Il est un air pour qui je donnerais Tout Rossini *, tout Mozart * et tout Weber *, Un air très vieux,
languissant et funèbre, Qui pour moi seul a des charmes secrets ! Or, chaque fois que je viens à
l’entendre, De deux cents ans mon âme rajeunit… C’est sous Louis treize ; et je crois voir s’étendre
Un coteau vert, que le couchant jaunit. Puis un château de brique à coins de pierre, Aux vitraux teints
de rougeâtres couleurs, Ceint de grands parcs, avec une rivière Baignant ses pieds, qui coule entre des
fleurs ; Puis une dame, à sa haute fenêtre, Blonde aux yeux noirs, en ses habits anciens, Que, dans une
autre existence peut-être, J’ai déjà vue… et dont je me souviens !

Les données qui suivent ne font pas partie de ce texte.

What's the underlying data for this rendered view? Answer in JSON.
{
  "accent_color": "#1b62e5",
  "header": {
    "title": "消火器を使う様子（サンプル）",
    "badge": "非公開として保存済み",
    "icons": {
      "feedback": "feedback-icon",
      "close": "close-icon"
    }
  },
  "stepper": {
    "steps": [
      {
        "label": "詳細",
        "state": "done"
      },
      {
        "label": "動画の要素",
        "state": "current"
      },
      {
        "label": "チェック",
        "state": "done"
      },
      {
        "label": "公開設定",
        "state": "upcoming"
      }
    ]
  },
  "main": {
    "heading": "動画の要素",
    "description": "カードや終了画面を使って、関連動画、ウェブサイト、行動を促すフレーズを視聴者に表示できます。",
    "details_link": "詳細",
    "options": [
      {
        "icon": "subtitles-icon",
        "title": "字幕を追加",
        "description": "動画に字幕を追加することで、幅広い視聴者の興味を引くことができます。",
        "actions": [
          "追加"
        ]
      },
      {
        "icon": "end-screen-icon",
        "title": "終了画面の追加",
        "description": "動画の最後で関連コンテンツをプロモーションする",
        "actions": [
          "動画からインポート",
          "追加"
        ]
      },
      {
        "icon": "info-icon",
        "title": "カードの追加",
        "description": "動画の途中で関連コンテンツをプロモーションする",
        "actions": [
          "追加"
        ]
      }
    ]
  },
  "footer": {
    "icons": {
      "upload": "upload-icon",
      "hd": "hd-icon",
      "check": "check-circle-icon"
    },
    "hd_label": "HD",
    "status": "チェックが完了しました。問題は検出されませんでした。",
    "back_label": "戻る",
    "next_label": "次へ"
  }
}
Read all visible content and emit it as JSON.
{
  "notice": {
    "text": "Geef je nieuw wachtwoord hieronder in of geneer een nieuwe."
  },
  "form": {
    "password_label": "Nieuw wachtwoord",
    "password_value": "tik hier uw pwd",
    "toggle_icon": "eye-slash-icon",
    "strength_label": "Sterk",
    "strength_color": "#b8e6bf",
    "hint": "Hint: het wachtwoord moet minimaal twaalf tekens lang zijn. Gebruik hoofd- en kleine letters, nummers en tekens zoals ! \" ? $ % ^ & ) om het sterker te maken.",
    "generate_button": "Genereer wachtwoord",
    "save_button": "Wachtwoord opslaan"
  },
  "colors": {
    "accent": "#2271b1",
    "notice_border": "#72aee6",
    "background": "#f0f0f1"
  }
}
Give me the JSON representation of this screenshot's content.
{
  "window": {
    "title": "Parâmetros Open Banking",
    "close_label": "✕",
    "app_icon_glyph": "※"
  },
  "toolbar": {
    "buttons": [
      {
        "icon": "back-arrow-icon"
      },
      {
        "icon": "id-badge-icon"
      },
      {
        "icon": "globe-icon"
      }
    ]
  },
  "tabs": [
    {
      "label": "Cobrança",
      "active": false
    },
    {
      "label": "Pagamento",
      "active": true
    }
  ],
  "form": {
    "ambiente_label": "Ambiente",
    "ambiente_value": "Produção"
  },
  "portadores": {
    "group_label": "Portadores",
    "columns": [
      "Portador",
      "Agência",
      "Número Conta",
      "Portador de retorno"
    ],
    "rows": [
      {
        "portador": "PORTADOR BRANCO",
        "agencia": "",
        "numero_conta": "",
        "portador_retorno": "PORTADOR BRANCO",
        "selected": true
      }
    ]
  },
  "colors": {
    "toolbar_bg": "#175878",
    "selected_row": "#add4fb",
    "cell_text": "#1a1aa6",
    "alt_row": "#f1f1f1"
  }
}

Gérard de Nerval, « Fantaisie », dans Sylvie suivi des Chimères et d’Odelettes, J’ai Lu, coll. «
Librio », 2005, p. 79.

DOCUMENT 3
[Une géographie imaginaire de la musique]

Cher Mozart, Il n’y a pas une histoire de la musique mais une géographie de la musique. Sur une
mappemonde multicolore existent plusieurs continents, le continent Bach *, le continent Mozart *, le
continent Beethoven *, le continent Wagner *, le continent Debussy, le continent Stravinski… Parfois
des océans massifs peints en bleu profond les séparent ; parfois, seul un détroit étroit marque la
frontière, comme entre Debussy et Stravinski ; plus rarement, les territoires se chevauchent en raison
d’une continuité géologique, ainsi Mozart et Beethoven partagent-ils un fleuve comme délimitation.
Non loin des masses continentales se détachent certaines îles plus ou moins importantes : l’île Vivaldi
ou la péninsule Haendel autour de Bach ; les archipels Schumann ou les atolls Chopin aux environs de
Beethoven. De temps en temps, à la faveur d’un raz-de-marée, on doit redessiner les cartes car, s’il est
rare que des territoires disparaissent, il est courant que de nouveaux émergent. Si la musique constitue
une géographie, cela signifie que nous sommes devenus des voyageurs. Nos pérégrinations musicales
n’ont rien d’une visite guidée, linéaire, fastidieuse qui emprunterait le chemin des siècles ; elles
relèvent plutôt de raids libres, imprévus, imprévisibles, de sauts désordonnés effectués par lestage en
parachute. Un jour chez Mozart, l’autre chez Debussy… Cette luxueuse fantaisie – avoir accès à tout –
, les techniques modernes nous la permettent. On ne découvre ni on n’aime les compositeurs dans
l’ordre successif où ils sont apparus. Et si je me sens bien chez toi, Mozart, cela ne signifie pas que
j’éprouve la nostalgie de ton temps ni que j’ai une sensibilité de ton époque puisque, une heure plus
tard, je séjournerai chez Messiaen en passant par Ravel. Cela dément de surcroît cette absurde notion
d’un progrès en musique, comme si Schoenberg avait quelque chose de plus que Bach… Sur le globe
de la musique, il n’y a que des univers…

Éric-Emmanuel Schmitt, Ma vie avec Mozart, 2005, p. 151-153.